In recent years, with Hajo Eicken of the University of Alaska Fairbanks and other colleagues, Golden has developed a whole host of mathematical approaches to understanding and predicting changes in the permeability of sea ice. These include establishing rigorous mathematical bounds on fluid permeability. Such bounds had been found almost 100 years ago for the effective electrical conductivity of composites. But, Golden noted, "the analogues for bounds on fluid transport were found 100 years later partly because the fluid problem is more difficult." He has also developed multigrid and inverse methods and drawn on techniques from complex analysis and functional analysis. "We have tried to cover all the bases to predict the permeability of sea ice," Golden said.

Golden has also capitalized on his research to bring exciting opportunities to undergraduate students. Over the past several years, six students have accompanied him on research trips to the Arctic. One of the star students has been Amy Heaton, a chemistry major who as a 17-year-old took a calculus class with Golden. In her sophomore year she helped Golden present their joint work in the US Congress. In her junior year he sent Heaton to New Zealand to present to a group of physicists some of the results she and Golden had obtained on percolation models of sea ice. Heaton just finished a PhD in chemistry a year ago.
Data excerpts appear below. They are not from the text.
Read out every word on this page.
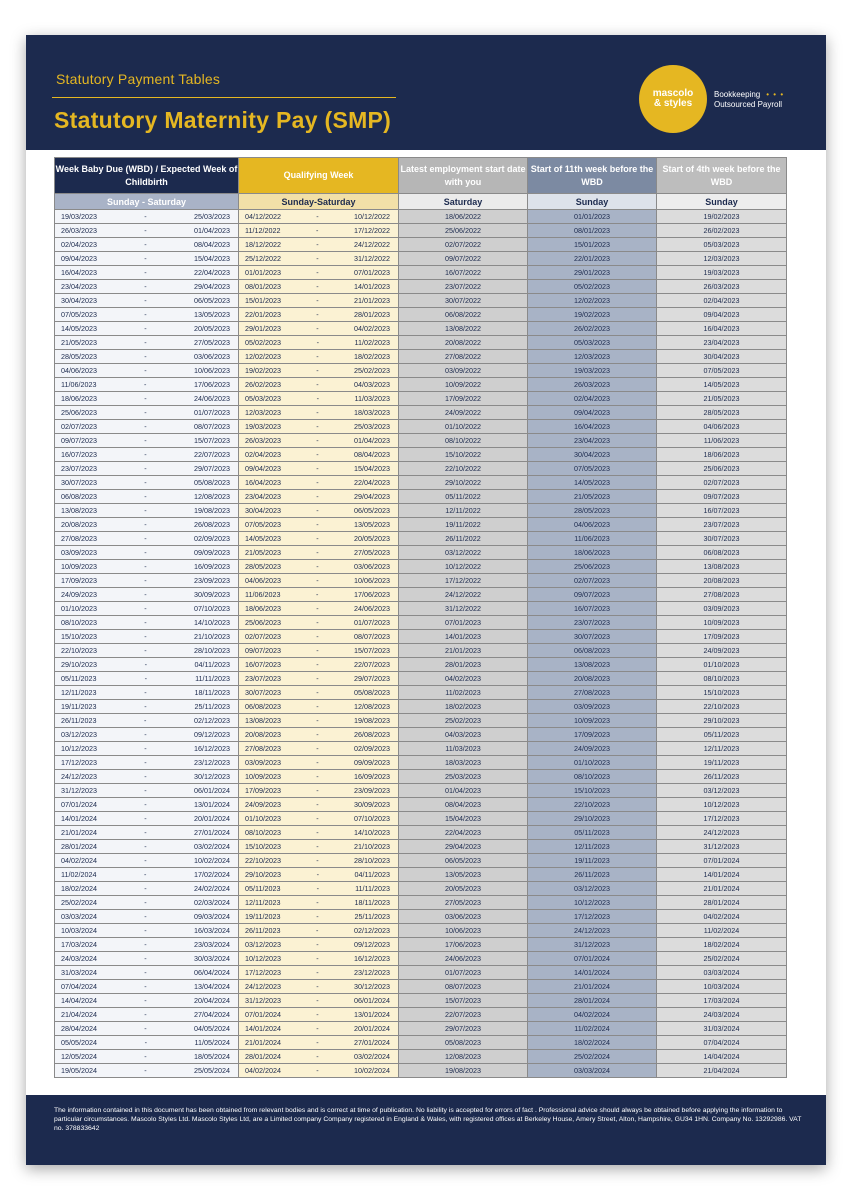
Statutory Payment Tables
Statutory Maternity Pay (SMP)
mascolo
& styles
Bookkeeping • • •
Outsourced Payroll
Week Baby Due (WBD) / Expected Week of Childbirth	Qualifying Week	Latest employment start date with you	Start of 11th week before the WBD	Start of 4th week before the WBD
Sunday - Saturday	Sunday-Saturday	Saturday	Sunday	Sunday

19/03/2023 - 25/03/2023	04/12/2022 - 10/12/2022	18/06/2022	01/01/2023	19/02/2023

26/03/2023 - 01/04/2023	11/12/2022 - 17/12/2022	25/06/2022	08/01/2023	26/02/2023

02/04/2023 - 08/04/2023	18/12/2022 - 24/12/2022	02/07/2022	15/01/2023	05/03/2023

09/04/2023 - 15/04/2023	25/12/2022 - 31/12/2022	09/07/2022	22/01/2023	12/03/2023

16/04/2023 - 22/04/2023	01/01/2023 - 07/01/2023	16/07/2022	29/01/2023	19/03/2023

23/04/2023 - 29/04/2023	08/01/2023 - 14/01/2023	23/07/2022	05/02/2023	26/03/2023

30/04/2023 - 06/05/2023	15/01/2023 - 21/01/2023	30/07/2022	12/02/2023	02/04/2023

07/05/2023 - 13/05/2023	22/01/2023 - 28/01/2023	06/08/2022	19/02/2023	09/04/2023

14/05/2023 - 20/05/2023	29/01/2023 - 04/02/2023	13/08/2022	26/02/2023	16/04/2023

21/05/2023 - 27/05/2023	05/02/2023 - 11/02/2023	20/08/2022	05/03/2023	23/04/2023

28/05/2023 - 03/06/2023	12/02/2023 - 18/02/2023	27/08/2022	12/03/2023	30/04/2023

04/06/2023 - 10/06/2023	19/02/2023 - 25/02/2023	03/09/2022	19/03/2023	07/05/2023

11/06/2023 - 17/06/2023	26/02/2023 - 04/03/2023	10/09/2022	26/03/2023	14/05/2023

18/06/2023 - 24/06/2023	05/03/2023 - 11/03/2023	17/09/2022	02/04/2023	21/05/2023

25/06/2023 - 01/07/2023	12/03/2023 - 18/03/2023	24/09/2022	09/04/2023	28/05/2023

02/07/2023 - 08/07/2023	19/03/2023 - 25/03/2023	01/10/2022	16/04/2023	04/06/2023

09/07/2023 - 15/07/2023	26/03/2023 - 01/04/2023	08/10/2022	23/04/2023	11/06/2023

16/07/2023 - 22/07/2023	02/04/2023 - 08/04/2023	15/10/2022	30/04/2023	18/06/2023

23/07/2023 - 29/07/2023	09/04/2023 - 15/04/2023	22/10/2022	07/05/2023	25/06/2023

30/07/2023 - 05/08/2023	16/04/2023 - 22/04/2023	29/10/2022	14/05/2023	02/07/2023

06/08/2023 - 12/08/2023	23/04/2023 - 29/04/2023	05/11/2022	21/05/2023	09/07/2023

13/08/2023 - 19/08/2023	30/04/2023 - 06/05/2023	12/11/2022	28/05/2023	16/07/2023

20/08/2023 - 26/08/2023	07/05/2023 - 13/05/2023	19/11/2022	04/06/2023	23/07/2023

27/08/2023 - 02/09/2023	14/05/2023 - 20/05/2023	26/11/2022	11/06/2023	30/07/2023

03/09/2023 - 09/09/2023	21/05/2023 - 27/05/2023	03/12/2022	18/06/2023	06/08/2023

10/09/2023 - 16/09/2023	28/05/2023 - 03/06/2023	10/12/2022	25/06/2023	13/08/2023

17/09/2023 - 23/09/2023	04/06/2023 - 10/06/2023	17/12/2022	02/07/2023	20/08/2023

24/09/2023 - 30/09/2023	11/06/2023 - 17/06/2023	24/12/2022	09/07/2023	27/08/2023

01/10/2023 - 07/10/2023	18/06/2023 - 24/06/2023	31/12/2022	16/07/2023	03/09/2023

08/10/2023 - 14/10/2023	25/06/2023 - 01/07/2023	07/01/2023	23/07/2023	10/09/2023

15/10/2023 - 21/10/2023	02/07/2023 - 08/07/2023	14/01/2023	30/07/2023	17/09/2023

22/10/2023 - 28/10/2023	09/07/2023 - 15/07/2023	21/01/2023	06/08/2023	24/09/2023

29/10/2023 - 04/11/2023	16/07/2023 - 22/07/2023	28/01/2023	13/08/2023	01/10/2023

05/11/2023 - 11/11/2023	23/07/2023 - 29/07/2023	04/02/2023	20/08/2023	08/10/2023

12/11/2023 - 18/11/2023	30/07/2023 - 05/08/2023	11/02/2023	27/08/2023	15/10/2023

19/11/2023 - 25/11/2023	06/08/2023 - 12/08/2023	18/02/2023	03/09/2023	22/10/2023

26/11/2023 - 02/12/2023	13/08/2023 - 19/08/2023	25/02/2023	10/09/2023	29/10/2023

03/12/2023 - 09/12/2023	20/08/2023 - 26/08/2023	04/03/2023	17/09/2023	05/11/2023

10/12/2023 - 16/12/2023	27/08/2023 - 02/09/2023	11/03/2023	24/09/2023	12/11/2023

17/12/2023 - 23/12/2023	03/09/2023 - 09/09/2023	18/03/2023	01/10/2023	19/11/2023

24/12/2023 - 30/12/2023	10/09/2023 - 16/09/2023	25/03/2023	08/10/2023	26/11/2023

31/12/2023 - 06/01/2024	17/09/2023 - 23/09/2023	01/04/2023	15/10/2023	03/12/2023

07/01/2024 - 13/01/2024	24/09/2023 - 30/09/2023	08/04/2023	22/10/2023	10/12/2023

14/01/2024 - 20/01/2024	01/10/2023 - 07/10/2023	15/04/2023	29/10/2023	17/12/2023

21/01/2024 - 27/01/2024	08/10/2023 - 14/10/2023	22/04/2023	05/11/2023	24/12/2023

28/01/2024 - 03/02/2024	15/10/2023 - 21/10/2023	29/04/2023	12/11/2023	31/12/2023

04/02/2024 - 10/02/2024	22/10/2023 - 28/10/2023	06/05/2023	19/11/2023	07/01/2024

11/02/2024 - 17/02/2024	29/10/2023 - 04/11/2023	13/05/2023	26/11/2023	14/01/2024

18/02/2024 - 24/02/2024	05/11/2023 - 11/11/2023	20/05/2023	03/12/2023	21/01/2024

25/02/2024 - 02/03/2024	12/11/2023 - 18/11/2023	27/05/2023	10/12/2023	28/01/2024

03/03/2024 - 09/03/2024	19/11/2023 - 25/11/2023	03/06/2023	17/12/2023	04/02/2024

10/03/2024 - 16/03/2024	26/11/2023 - 02/12/2023	10/06/2023	24/12/2023	11/02/2024

17/03/2024 - 23/03/2024	03/12/2023 - 09/12/2023	17/06/2023	31/12/2023	18/02/2024

24/03/2024 - 30/03/2024	10/12/2023 - 16/12/2023	24/06/2023	07/01/2024	25/02/2024

31/03/2024 - 06/04/2024	17/12/2023 - 23/12/2023	01/07/2023	14/01/2024	03/03/2024

07/04/2024 - 13/04/2024	24/12/2023 - 30/12/2023	08/07/2023	21/01/2024	10/03/2024

14/04/2024 - 20/04/2024	31/12/2023 - 06/01/2024	15/07/2023	28/01/2024	17/03/2024

21/04/2024 - 27/04/2024	07/01/2024 - 13/01/2024	22/07/2023	04/02/2024	24/03/2024

28/04/2024 - 04/05/2024	14/01/2024 - 20/01/2024	29/07/2023	11/02/2024	31/03/2024

05/05/2024 - 11/05/2024	21/01/2024 - 27/01/2024	05/08/2023	18/02/2024	07/04/2024

12/05/2024 - 18/05/2024	28/01/2024 - 03/02/2024	12/08/2023	25/02/2024	14/04/2024

19/05/2024 - 25/05/2024	04/02/2024 - 10/02/2024	19/08/2023	03/03/2024	21/04/2024
The information contained in this document has been obtained from relevant bodies and is correct at time of publication. No liability is accepted for errors of fact . Professional advice should always be obtained before applying the information to particular circumstances. Mascolo Styles Ltd. Mascolo Styles Ltd, are a Limited company Company registered in England & Wales, with registered offices at Berkeley House, Amery Street, Alton, Hampshire, GU34 1HN. Company No. 13292986. VAT no. 378833642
In September and October of 2007 Golden took an outstanding mathematics student, Adam Gully, to Antarctica on the Australian Sea Ice Physics and Ecosystem Experiment. They conducted experiments on fluid and electrical transport in sea ice, making the first-ever measurements of fluid permeability in Antarctic pack ice, to validate their mathematical models and observe new phenomena. Gully is currently working on his Ph.D. in mathematics with Golden.